We’re all familiar with MasterCard’s widely popular ad which says matters of the heart are priceless but for everything else there’s MasterCard. The inference drawn is that MasterCard/money can buy pretty much anything you want.
Now consider that statement for a second. Can money actually buy you satisfaction?
People are divided on the topic but many that say they have experienced happiness in their lives indicate that money played no big role in it or was not a factor any at all.
Others say using money to purchase thing for others makes them happy as giving provides a level of joy and satisfaction, hence money can buy happiness. For example, if a mother loses her home in a fire, receives one from an organisation or individual, that home will make the mother and her children ecstatic, right? So if you put it like that, money CAN buy happiness.
The experts who weigh in say that it’s not a simple or straightforward answer as you have to factor in people’s value system and what they view as happiness. A recent study examined how poor Zambian women over time were given no-strings-attached money. Over a 48 month period, researchers found that the women had a greater sense of emotional satisfaction and well-being.
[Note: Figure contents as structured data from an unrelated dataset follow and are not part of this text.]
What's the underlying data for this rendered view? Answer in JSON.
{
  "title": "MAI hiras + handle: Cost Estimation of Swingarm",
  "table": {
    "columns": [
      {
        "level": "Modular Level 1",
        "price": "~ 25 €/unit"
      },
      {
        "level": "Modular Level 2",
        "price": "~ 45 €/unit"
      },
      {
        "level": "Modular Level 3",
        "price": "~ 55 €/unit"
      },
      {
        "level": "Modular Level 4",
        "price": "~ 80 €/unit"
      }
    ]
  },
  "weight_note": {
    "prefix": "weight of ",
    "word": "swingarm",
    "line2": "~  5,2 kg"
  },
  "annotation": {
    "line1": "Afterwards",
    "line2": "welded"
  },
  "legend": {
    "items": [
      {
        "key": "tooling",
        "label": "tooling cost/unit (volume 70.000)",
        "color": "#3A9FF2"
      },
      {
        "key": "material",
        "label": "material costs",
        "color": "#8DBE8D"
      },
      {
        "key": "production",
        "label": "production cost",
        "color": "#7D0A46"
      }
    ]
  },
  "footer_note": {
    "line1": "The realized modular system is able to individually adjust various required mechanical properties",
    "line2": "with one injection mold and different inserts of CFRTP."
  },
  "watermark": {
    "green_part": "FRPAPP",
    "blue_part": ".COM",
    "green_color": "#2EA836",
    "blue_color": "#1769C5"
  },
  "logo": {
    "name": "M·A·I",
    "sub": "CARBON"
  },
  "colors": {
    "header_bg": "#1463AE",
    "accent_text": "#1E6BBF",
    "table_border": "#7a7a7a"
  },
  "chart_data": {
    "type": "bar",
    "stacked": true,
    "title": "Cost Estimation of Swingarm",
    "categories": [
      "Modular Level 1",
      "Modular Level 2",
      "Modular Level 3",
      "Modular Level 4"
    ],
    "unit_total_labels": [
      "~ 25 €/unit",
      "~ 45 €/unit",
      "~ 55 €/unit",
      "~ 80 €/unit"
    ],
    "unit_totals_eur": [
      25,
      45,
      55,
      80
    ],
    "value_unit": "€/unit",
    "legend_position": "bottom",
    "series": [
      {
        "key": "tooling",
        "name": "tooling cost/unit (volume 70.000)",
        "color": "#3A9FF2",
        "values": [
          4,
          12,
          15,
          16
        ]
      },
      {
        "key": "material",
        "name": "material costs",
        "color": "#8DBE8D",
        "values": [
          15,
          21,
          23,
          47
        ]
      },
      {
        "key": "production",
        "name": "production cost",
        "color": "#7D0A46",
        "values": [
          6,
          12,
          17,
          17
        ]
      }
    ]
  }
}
Additionally, a 2010 Gallup poll done in the United States on almost a half a million people suggested that having a higher income made them feel more satisfied in life.
Those who flat-out say money cannot buy or be equated to happiness do concede that when they make purchase for children or their significant other and see their faces light up, then they understand that in some context money can make a big difference in securing contentment, if only for a time. Others say unequivocally that poverty breeds misery and unhappiness and that if money does not directly buy one’s happiness, it can at least take you to places where you can find it!